Author Tomás Ramírez is a former president of the Puerto Rico Small Inns Association, Vicechair of the Board of Directors of Discover Puerto Rico, and a member of the Puerto Rico Tourism Business Council.

Certainly, we have a high vaccination rate and have new therapies and medications; therefore, most people infected will not face the dark side of the disease. However, absenteeism due to COVID-19 is roaring through the island costing millions of dollars in productivity, and some small businesses are closing temporarily when a key employee or their children, tests positive.

As leaders within the hospitality and entertainment sectors, we must maintain a responsible balance, focus on scientific statistical data, and carefully evaluate the possible effects of every new guidance on our staff, operations, and communities, before embracing them.

More than ever, to avoid adding to our labor constraints, we must ensure robust employee screening and safety protocols are in place. Reducing proven sanitary practices, for guests and employees, may drive infections and absenteeism, just when we must boost capacity to serve the augmented volume of visitors.

During the past five years, we have endured multiple disasters by putting quality and safety first. Therefore, to succeed, we must focus on creating a safer environment and consistent processes, including removing unneeded barriers and restrictions.

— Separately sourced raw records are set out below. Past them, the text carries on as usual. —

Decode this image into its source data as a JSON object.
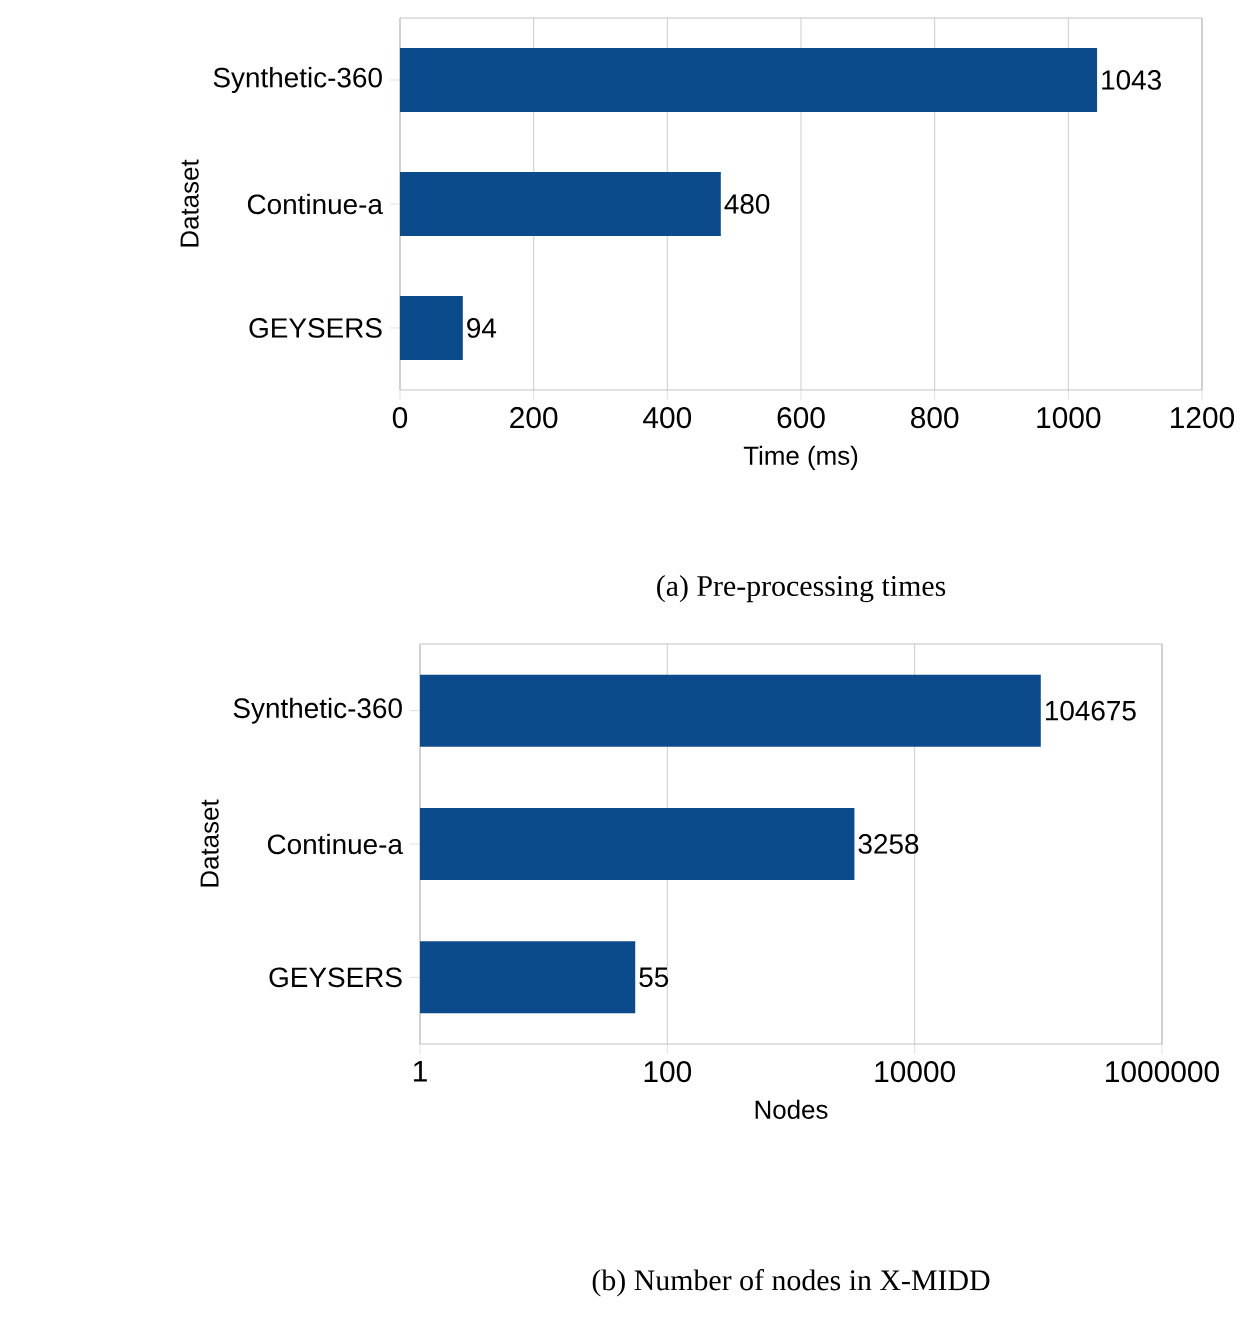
{
  "chart_data": [
    {
      "type": "bar",
      "orientation": "horizontal",
      "title": "(a) Pre-processing times",
      "xlabel": "Time (ms)",
      "ylabel": "Dataset",
      "categories": [
        "Synthetic-360",
        "Continue-a",
        "GEYSERS"
      ],
      "values": [
        1043,
        480,
        94
      ],
      "color": "#0b4a8b",
      "xlim": [
        0,
        1200
      ],
      "xticks": [
        0,
        200,
        400,
        600,
        800,
        1000,
        1200
      ],
      "grid": "x",
      "data_labels": true
    },
    {
      "type": "bar",
      "orientation": "horizontal",
      "title": "(b) Number of nodes in X-MIDD",
      "xlabel": "Nodes",
      "ylabel": "Dataset",
      "categories": [
        "Synthetic-360",
        "Continue-a",
        "GEYSERS"
      ],
      "values": [
        104675,
        3258,
        55
      ],
      "color": "#0b4a8b",
      "xlim": [
        1,
        1000000
      ],
      "xticks": [
        1,
        100,
        10000,
        1000000
      ],
      "log": "x",
      "grid": "x",
      "data_labels": true
    }
  ]
}
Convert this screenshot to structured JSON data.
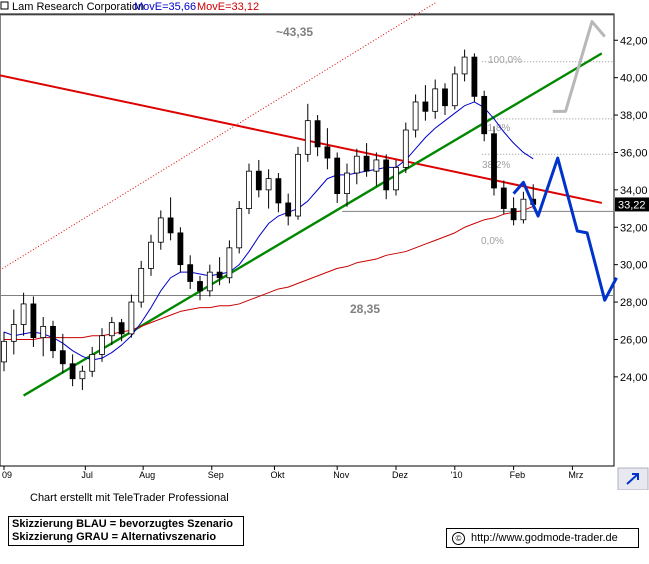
{
  "header": {
    "company": "Lam Research Corporation",
    "ma_fast": "MovE=35,66",
    "ma_slow": "MovE=33,12"
  },
  "colors": {
    "price": "#000000",
    "ma_fast": "#0000cc",
    "ma_slow": "#cc0000",
    "red_trend": "#dd0000",
    "green_trend": "#008800",
    "blue_scenario": "#0033cc",
    "grey_scenario": "#b8b8b8",
    "level_line": "#808080",
    "price_tag_bg": "#000000"
  },
  "footer": {
    "credit": "Chart erstellt mit TeleTrader Professional",
    "legend_blue": "Skizzierung BLAU = bevorzugtes Szenario",
    "legend_grey": "Skizzierung GRAU = Alternativszenario",
    "url": "http://www.godmode-trader.de",
    "copyright_symbol": "©"
  },
  "chart_data": {
    "type": "candlestick",
    "title": "Lam Research Corporation",
    "y_ticks": [
      "24,00",
      "26,00",
      "28,00",
      "30,00",
      "32,00",
      "34,00",
      "36,00",
      "38,00",
      "40,00",
      "42,00"
    ],
    "ylim": [
      23.0,
      43.8
    ],
    "x_ticks": [
      "09",
      "Jul",
      "Aug",
      "Sep",
      "Okt",
      "Nov",
      "Dez",
      "'10",
      "Feb",
      "Mrz"
    ],
    "last_price": "33,22",
    "annotations": {
      "resistance_label": "~43,35",
      "support_label": "28,35",
      "fib_100": "100,0%",
      "fib_61": "61,8%",
      "fib_38": "38,2%",
      "fib_0": "0,0%"
    },
    "levels": {
      "resistance": 43.35,
      "support": 28.35,
      "fib_100": 40.85,
      "fib_0": 32.85
    },
    "series": [
      {
        "name": "Lam Research Corporation",
        "values": [
          {
            "t": 0,
            "o": 24.8,
            "h": 26.4,
            "l": 24.3,
            "c": 25.9
          },
          {
            "t": 1,
            "o": 25.9,
            "h": 27.6,
            "l": 25.2,
            "c": 26.8
          },
          {
            "t": 2,
            "o": 26.8,
            "h": 28.5,
            "l": 26.2,
            "c": 27.9
          },
          {
            "t": 3,
            "o": 27.9,
            "h": 28.3,
            "l": 25.6,
            "c": 26.1
          },
          {
            "t": 4,
            "o": 26.1,
            "h": 27.2,
            "l": 25.1,
            "c": 26.7
          },
          {
            "t": 5,
            "o": 26.7,
            "h": 27.0,
            "l": 25.0,
            "c": 25.4
          },
          {
            "t": 6,
            "o": 25.4,
            "h": 26.3,
            "l": 24.2,
            "c": 24.7
          },
          {
            "t": 7,
            "o": 24.7,
            "h": 25.2,
            "l": 23.5,
            "c": 23.9
          },
          {
            "t": 8,
            "o": 23.9,
            "h": 24.6,
            "l": 23.3,
            "c": 24.3
          },
          {
            "t": 9,
            "o": 24.3,
            "h": 25.6,
            "l": 24.0,
            "c": 25.2
          },
          {
            "t": 10,
            "o": 25.2,
            "h": 26.6,
            "l": 24.8,
            "c": 26.2
          },
          {
            "t": 11,
            "o": 26.2,
            "h": 27.2,
            "l": 25.7,
            "c": 26.9
          },
          {
            "t": 12,
            "o": 26.9,
            "h": 27.1,
            "l": 25.9,
            "c": 26.3
          },
          {
            "t": 13,
            "o": 26.3,
            "h": 28.4,
            "l": 26.1,
            "c": 28.0
          },
          {
            "t": 14,
            "o": 28.0,
            "h": 30.2,
            "l": 27.7,
            "c": 29.8
          },
          {
            "t": 15,
            "o": 29.8,
            "h": 31.6,
            "l": 29.4,
            "c": 31.2
          },
          {
            "t": 16,
            "o": 31.2,
            "h": 32.9,
            "l": 30.8,
            "c": 32.5
          },
          {
            "t": 17,
            "o": 32.5,
            "h": 33.6,
            "l": 31.3,
            "c": 31.7
          },
          {
            "t": 18,
            "o": 31.7,
            "h": 32.0,
            "l": 29.6,
            "c": 30.0
          },
          {
            "t": 19,
            "o": 30.0,
            "h": 30.5,
            "l": 28.7,
            "c": 29.1
          },
          {
            "t": 20,
            "o": 29.1,
            "h": 29.4,
            "l": 28.1,
            "c": 28.6
          },
          {
            "t": 21,
            "o": 28.6,
            "h": 30.0,
            "l": 28.3,
            "c": 29.6
          },
          {
            "t": 22,
            "o": 29.6,
            "h": 30.4,
            "l": 28.9,
            "c": 29.3
          },
          {
            "t": 23,
            "o": 29.3,
            "h": 31.3,
            "l": 29.0,
            "c": 30.9
          },
          {
            "t": 24,
            "o": 30.9,
            "h": 33.4,
            "l": 30.6,
            "c": 33.0
          },
          {
            "t": 25,
            "o": 33.0,
            "h": 35.4,
            "l": 32.7,
            "c": 35.0
          },
          {
            "t": 26,
            "o": 35.0,
            "h": 35.6,
            "l": 33.6,
            "c": 34.0
          },
          {
            "t": 27,
            "o": 34.0,
            "h": 35.1,
            "l": 33.0,
            "c": 34.6
          },
          {
            "t": 28,
            "o": 34.6,
            "h": 34.9,
            "l": 32.8,
            "c": 33.3
          },
          {
            "t": 29,
            "o": 33.3,
            "h": 33.8,
            "l": 32.1,
            "c": 32.6
          },
          {
            "t": 30,
            "o": 32.6,
            "h": 36.3,
            "l": 32.4,
            "c": 35.9
          },
          {
            "t": 31,
            "o": 35.9,
            "h": 38.6,
            "l": 35.5,
            "c": 37.7
          },
          {
            "t": 32,
            "o": 37.7,
            "h": 38.0,
            "l": 35.8,
            "c": 36.3
          },
          {
            "t": 33,
            "o": 36.3,
            "h": 37.3,
            "l": 35.1,
            "c": 35.7
          },
          {
            "t": 34,
            "o": 35.7,
            "h": 36.0,
            "l": 33.3,
            "c": 33.8
          },
          {
            "t": 35,
            "o": 33.8,
            "h": 35.4,
            "l": 33.1,
            "c": 34.9
          },
          {
            "t": 36,
            "o": 34.9,
            "h": 36.2,
            "l": 34.3,
            "c": 35.8
          },
          {
            "t": 37,
            "o": 35.8,
            "h": 36.5,
            "l": 34.7,
            "c": 35.0
          },
          {
            "t": 38,
            "o": 35.0,
            "h": 36.0,
            "l": 34.2,
            "c": 35.6
          },
          {
            "t": 39,
            "o": 35.6,
            "h": 35.9,
            "l": 33.5,
            "c": 34.0
          },
          {
            "t": 40,
            "o": 34.0,
            "h": 35.6,
            "l": 33.7,
            "c": 35.2
          },
          {
            "t": 41,
            "o": 35.2,
            "h": 37.6,
            "l": 34.9,
            "c": 37.2
          },
          {
            "t": 42,
            "o": 37.2,
            "h": 39.1,
            "l": 36.8,
            "c": 38.7
          },
          {
            "t": 43,
            "o": 38.7,
            "h": 39.6,
            "l": 37.7,
            "c": 38.2
          },
          {
            "t": 44,
            "o": 38.2,
            "h": 39.9,
            "l": 37.8,
            "c": 39.4
          },
          {
            "t": 45,
            "o": 39.4,
            "h": 39.7,
            "l": 38.0,
            "c": 38.5
          },
          {
            "t": 46,
            "o": 38.5,
            "h": 40.6,
            "l": 38.3,
            "c": 40.2
          },
          {
            "t": 47,
            "o": 40.2,
            "h": 41.5,
            "l": 39.8,
            "c": 41.1
          },
          {
            "t": 48,
            "o": 41.1,
            "h": 41.3,
            "l": 38.7,
            "c": 39.0
          },
          {
            "t": 49,
            "o": 39.0,
            "h": 39.3,
            "l": 36.6,
            "c": 37.0
          },
          {
            "t": 50,
            "o": 37.0,
            "h": 37.4,
            "l": 33.7,
            "c": 34.1
          },
          {
            "t": 51,
            "o": 34.1,
            "h": 34.5,
            "l": 32.7,
            "c": 33.0
          },
          {
            "t": 52,
            "o": 33.0,
            "h": 33.6,
            "l": 32.1,
            "c": 32.4
          },
          {
            "t": 53,
            "o": 32.4,
            "h": 33.9,
            "l": 32.2,
            "c": 33.5
          },
          {
            "t": 54,
            "o": 33.5,
            "h": 34.3,
            "l": 33.0,
            "c": 33.22
          }
        ]
      },
      {
        "name": "MovE=35,66",
        "values": [
          26.4,
          26.2,
          26.3,
          26.4,
          26.3,
          26.1,
          25.8,
          25.4,
          25.1,
          24.9,
          25.0,
          25.3,
          25.7,
          26.2,
          26.9,
          27.7,
          28.6,
          29.3,
          29.6,
          29.6,
          29.5,
          29.4,
          29.5,
          29.6,
          30.0,
          30.7,
          31.5,
          32.2,
          32.6,
          32.8,
          33.0,
          33.4,
          34.0,
          34.6,
          34.8,
          34.8,
          34.9,
          35.0,
          35.1,
          35.2,
          35.2,
          35.6,
          36.2,
          36.8,
          37.3,
          37.7,
          38.1,
          38.5,
          38.7,
          38.4,
          37.8,
          37.1,
          36.5,
          36.0,
          35.66
        ]
      },
      {
        "name": "MovE=33,12",
        "values": [
          26.0,
          26.0,
          26.0,
          26.0,
          26.1,
          26.1,
          26.1,
          26.1,
          26.1,
          26.2,
          26.2,
          26.3,
          26.4,
          26.5,
          26.7,
          26.9,
          27.1,
          27.3,
          27.5,
          27.6,
          27.7,
          27.7,
          27.8,
          27.8,
          27.9,
          28.1,
          28.3,
          28.5,
          28.7,
          28.8,
          29.0,
          29.2,
          29.4,
          29.6,
          29.8,
          29.9,
          30.1,
          30.2,
          30.3,
          30.5,
          30.6,
          30.7,
          30.9,
          31.1,
          31.3,
          31.5,
          31.7,
          32.0,
          32.2,
          32.4,
          32.5,
          32.7,
          32.8,
          32.9,
          33.12
        ]
      }
    ],
    "trendlines": {
      "red_resistance": [
        [
          -2,
          40.3
        ],
        [
          61,
          33.3
        ]
      ],
      "green_support": [
        [
          2,
          23.0
        ],
        [
          61,
          41.3
        ]
      ],
      "red_dotted_channel": [
        [
          -2,
          29.2
        ],
        [
          44,
          44.0
        ]
      ]
    },
    "scenarios": {
      "blue": [
        [
          52,
          33.8
        ],
        [
          53,
          34.4
        ],
        [
          54.5,
          32.6
        ],
        [
          56.5,
          35.7
        ],
        [
          58.5,
          31.8
        ],
        [
          59.5,
          31.7
        ],
        [
          61.3,
          28.1
        ],
        [
          62.5,
          29.3
        ]
      ],
      "grey": [
        [
          56,
          38.2
        ],
        [
          57.3,
          38.2
        ],
        [
          60,
          43.0
        ],
        [
          61.3,
          42.2
        ]
      ]
    }
  }
}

In hospitality, different from other products and services, most of our direct services staff must be present and interface with the customer. Therefore, opportunities for substitution with technology, robotics, and remote work are limited and specific.

Consequently, like Shackleton, effectively guiding our teams through a complex and lengthy period of high ambiguity, requires servant leadership with precise strategic thinking and planning to help them overcome these obstacles that can hinder our mission and recovery.